Plants can allocate C above and below ground and the amount of allocation can change in response to a variety of perturbations, such as changing atmospheric CO2 concentration (de Graaff et al., 2009; Iversen, 2010) and herbivory (Dyer & Bokhari, 1976; Guitian & Bardgett, 2000; Hamilton & Frank, 2001). If these perturbations alter the amount of C being shunted below ground, the rate of C degradation in soils may change. Of course, other factors that we did not investigate might alter the response we observed. For example, root exudates collected in natural ecosystems are complex and contain a wide array of secondary chemicals that we did not include in our cocktail (Dakora & Phillips, 2002; Dennis et al., 2010). Shifts in secondary metabolites, for example, might alter the response of the microbial community (Wu et al., 1993; Fontaine et al., 2003; Hamer & Marschner 2005a; Dennis et al., 2010). Similarly, different soil types and their associated microbial communities may respond to labile C substrate additions in different ways (Kuzyakov et al., 2000). Nonetheless, our data clearly show how small changes in below-ground C allocations may change associated decomposition processes and the communities responsible for those changes.
The quantity of exudate input to soil appears to strongly mediate decomposition rates of plant residue by controlling the direction of the priming effect. Each step-increase in labile C addition significantly enhanced microbial CO2 respiration. Exudate concentrations in excess of 3.6 mg C g−1 appeared to promote competitive fungal and bacterial groups, leading to preferential substrate utilization and a negative priming effect.
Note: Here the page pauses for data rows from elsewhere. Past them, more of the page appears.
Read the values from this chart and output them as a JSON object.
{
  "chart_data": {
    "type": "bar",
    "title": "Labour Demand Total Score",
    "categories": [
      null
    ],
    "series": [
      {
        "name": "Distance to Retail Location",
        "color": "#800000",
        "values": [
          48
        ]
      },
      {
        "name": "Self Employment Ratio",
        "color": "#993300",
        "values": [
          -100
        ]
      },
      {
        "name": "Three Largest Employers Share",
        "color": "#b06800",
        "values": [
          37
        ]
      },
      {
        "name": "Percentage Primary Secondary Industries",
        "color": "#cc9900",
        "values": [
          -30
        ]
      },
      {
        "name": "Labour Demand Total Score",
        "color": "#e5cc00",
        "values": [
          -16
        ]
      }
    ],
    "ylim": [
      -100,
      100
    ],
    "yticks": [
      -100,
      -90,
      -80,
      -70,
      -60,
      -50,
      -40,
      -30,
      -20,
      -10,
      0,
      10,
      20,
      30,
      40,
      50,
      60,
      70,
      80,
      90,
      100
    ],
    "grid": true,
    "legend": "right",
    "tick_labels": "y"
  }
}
By contrast, exudate additions at concentrations of 0.7 mg C g−1 soil d−1 did not significantly enhance bacterial or fungal gene copy numbers, but triggered metabolic activity of the microbial community resulting in a positive priming effect. Future work should investigate how different types of root-specific compounds alter SOM decomposition, what the role of microbial abundance vs community structure is in these processes, and how different types on perturbations may influence these patterns across ecosystems.
Joanne Childs, Scott Hawley, and Tyler Clement assisted with the laboratory work and analyses. Charles Garten Jr performed the residue quality and isotope analyses. Five reviewers provide invaluable feedback on this manuscript. This research was sponsored by the US Department of Energy, Office of Science, Biological and Environmental Research and conducted at Oak Ridge National Laboratory, which is managed by UT Battelle, LLC, for the US Department of Energy under Contract DE-AC05-00OR22725.